Wikipedia
From Freebase
Wikipedia is one of the major data sources for Freebase. Freebase also uses the article content for a topic's description. As well, many of the pictures on freebase come from the Wikimedia Commons.
Contents |
Import
At its birth, Freebase imported every Wikipedia article, as very often, an article corresponds to a topic. However, Wikipedia templates for deletion are forms of articles that we don't need on freebase. These are primarily imported from Wikipedia and consist of lists or complex subjects (topics about topics, like 'Economy of Poland'). Freebase uses structured data, queries and views to recreate these lists, but relies on the storage of simple topics only.
Staying up-to-date
One of the key pieces of data infrastructure behind the scenes at Freebase is the Wikipedia Recon Pipeline (aka "Topic Updater"). Every two weeks, it synchronizes Freebase topics to Wikipedia articles. It shifts our /wikipedia/en and /wikipedia/en_id keys to match the titles, redirects, and WPIDs at Wikipedia, and creates new topics for newly created articles. The service also updates the blurbs we display for all of our articles.

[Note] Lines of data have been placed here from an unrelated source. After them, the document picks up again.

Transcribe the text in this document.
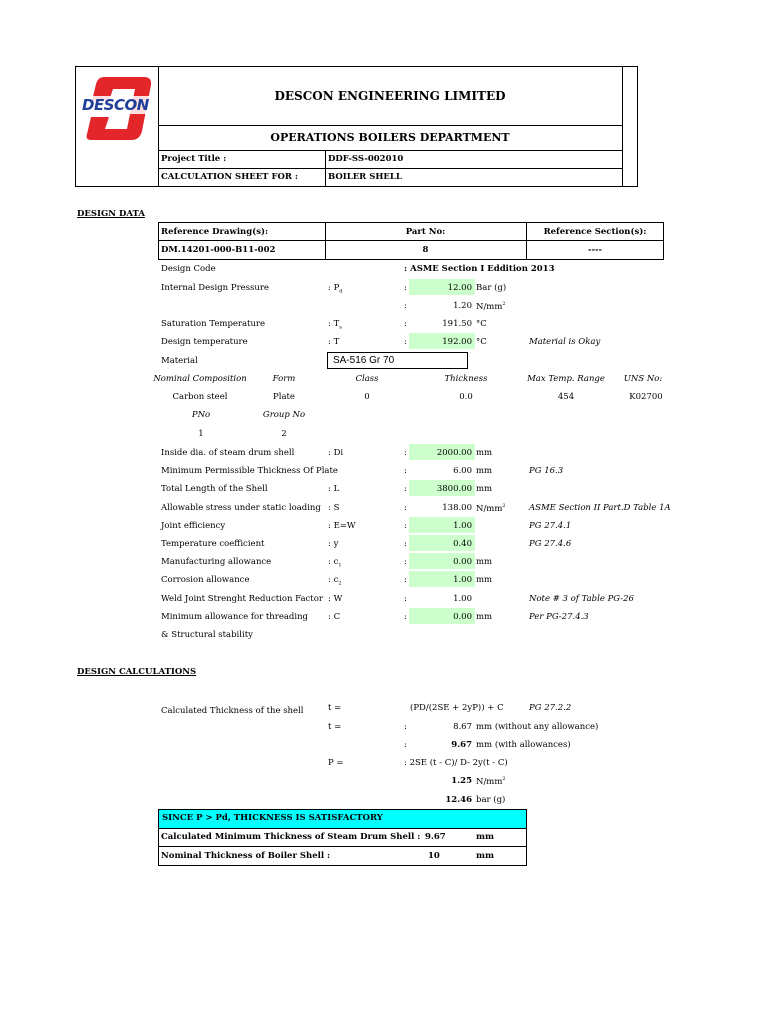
DESCON	DESCON ENGINEERING LIMITED
OPERATIONS BOILERS DEPARTMENT
Project Title :	DDF-SS-002010
CALCULATION SHEET FOR :	BOILER SHELL
DESIGN DATA
Reference Drawing(s):	Part No:	Reference Section(s):
DM.14201-000-B11-002	8	----
Design Code	: ASME Section I Eddition 2013
Internal Design Pressure	: $P_d$	:	12.00 Bar (g)
:	1.20 $N/mm^2$
Saturation Temperature	: $T_s$	:	191.50 °C
Design temperature	: T	:	192.00 °C	Material is Okay
Material	SA-516 Gr 70
Nominal Composition	Form	Class	Thickness	Max Temp. Range	UNS No:
Carbon steel	Plate	0	0.0	454	K02700
PNo	Group No
1	2
Inside dia. of steam drum shell	: Di	:	2000.00 mm
Minimum Permissible Thickness Of Plate	:	6.00 mm	PG 16.3
Total Length of the Shell	: L	:	3800.00 mm
Allowable stress under static loading : S	:	138.00 $N/mm^2$	ASME Section II Part.D Table 1A
Joint efficiency	: E=W	:	1.00	PG 27.4.1
Temperature coefficient	: y	:	0.40	PG 27.4.6
Manufacturing allowance	: $c_1$	:	0.00 mm
Corrosion allowance	: $c_2$	:	1.00 mm
Weld Joint Strenght Reduction Factor : W	:	1.00	Note # 3 of Table PG-26
Minimum allowance for threading : C	:	0.00 mm	Per PG-27.4.3
& Structural stability
DESIGN CALCULATIONS
Calculated Thickness of the shell	t =	(PD/(2SE + 2yP)) + C	PG 27.2.2
t =	:	8.67 mm (without any allowance)
:	9.67 mm (with allowances)
P =	: 2SE (t - C)/ D- 2y(t - C)
1.25 $N/mm^2$
12.46 bar (g)
SINCE P > Pd, THICKNESS IS SATISFACTORY
Calculated Minimum Thickness of Steam Drum Shell : 9.67	mm
Nominal Thickness of Boiler Shell :	10	mm
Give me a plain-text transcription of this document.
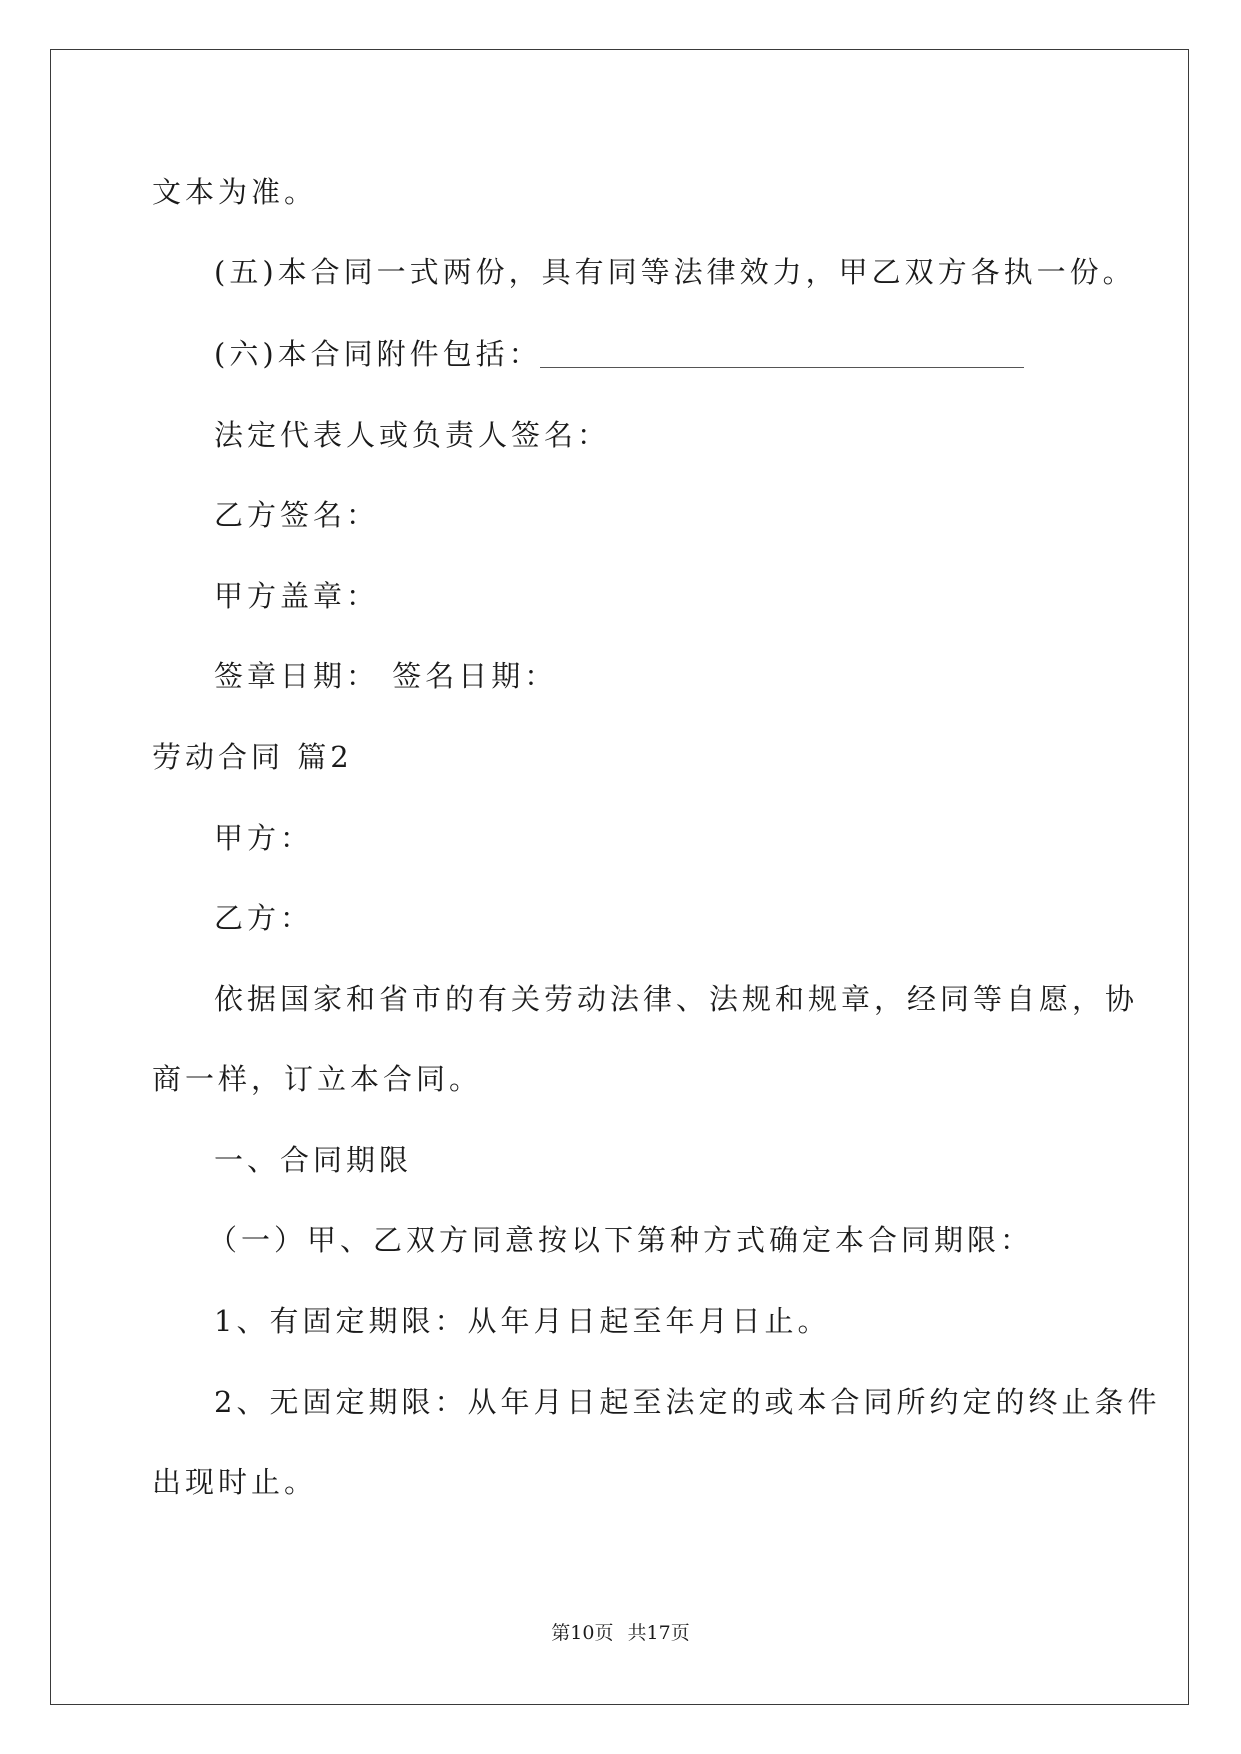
文本为准。
(五)本合同一式两份，具有同等法律效力，甲乙双方各执一份。
(六)本合同附件包括：
法定代表人或负责人签名：
乙方签名：
甲方盖章：
签章日期： 签名日期：
劳动合同 篇2
甲方：
乙方：
依据国家和省市的有关劳动法律、法规和规章，经同等自愿，协
商一样，订立本合同。
一、合同期限
（一）甲、乙双方同意按以下第种方式确定本合同期限：
1、有固定期限：从年月日起至年月日止。
2、无固定期限：从年月日起至法定的或本合同所约定的终止条件
出现时止。
第10页 共17页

It takes up to a week to do the full update cycle. There is a "cooling off" period of two days, meaning that the articles that are older than two days at the time of update will be part of the update.
Version 2.0 of this trusty piece of infrastructure has been running for over a year now, and it's starting to show its age. There are a few niggling edge cases it doesn't deal with well, leading to out-of- sync blurbs and topics that fail to get created. What's worse, the old infrastructure wasn't able to reconcile new wikipedia articles with already existing Freebase topics. As more data gets loaded from sources other than wikipedia, this will become more of a problem.
To solve these problems, as well as making everything generally more maintainable, freebase deployed version 3.0 of the Wikipedia Recon Pipeline in September 2009. This version uses many of the lessons we've learned about how to properly reconcile items in bulk, and should improve the few corner cases where we were failing before. It will also allow us to run the recon pipeline weekly instead of biweekly (although we will be keeping a biweekly run for the first few weeks after deployment.) The reconciliation is fixed / improved for about 3,000 topics in Freebase that had gotten messed up by corner cases in the past.
Staying afloat
As wikipedia grows at 1000 articles a day, it is a very big job just to keep up to. A chart of this progress is available here.
Connection
Connections between freebase and Wikipedia are stored in keys. To see the wikipedia articles for Barack Obama:
[{
"id": "/en/barack_obama",
"key": [{
"namespace": "/wikipedia/en",
"value": null
}]
}]
You can navigate between freebase and wikipedia using this greasemonkey script, or this chrome extension
or this bookmarklet -
javascript:window.location="http://ubiquity.freebaseapps.com/gotofreebase?uri="+window.location;
Data-mining
Type-category relationships
A freebase type is very similar to a wikipedia category, as it collects shared things together.
Categories and types often correllate very highly. Categories like 'Category:1923 deaths' are extremely strong evidence that someone is a '/people/deceased_person'. However, if you look at Category:American Idol, you’ll find that many of the topics linked, like “Canadian Idol” or “Malaysian Idol”, are television programs, but by no means all of them. There is a topic that's actually a book written by an “Idol” judge, so that's not a TV program.
The difference is that freebase types are 'semantic', or more structured than wikipedia categories.
Freebase has a learning application detailed here, to make inferences based on these relationships. If any categories from Wikipedia have a high confidence of accuracy based on human votes with typewriter, they start automatically asserting them rather than seeking human confirmation.
Fat cat is an acre app used to manually add freebase data to members of wikipedia categories.
Tables
Two projects to enable easy importing from html tables to freebase are underdevelopment. One from Washington and one from Princeton.
TableTools sorts, filters or copies any HTML table.
Outwit also parses html tables.
Lists
This acre app parses the first link on each line in a Wikipedia bulleted list, and converts it to a list of Freebase Ids.
Infoboxes
The The Big Friendly Graph has parsed Wikipedia templates and infoboxes, but the (often unstandardized) data needs to be imported by hand.
Link structure
aliases.freebaseapps.com is an Acre app for finding aliases in Wikipedia redirects.
Natural language
Natural language processing wikipedia text is especially direct, because wikipedia links are unambiguous. See Natural language processing.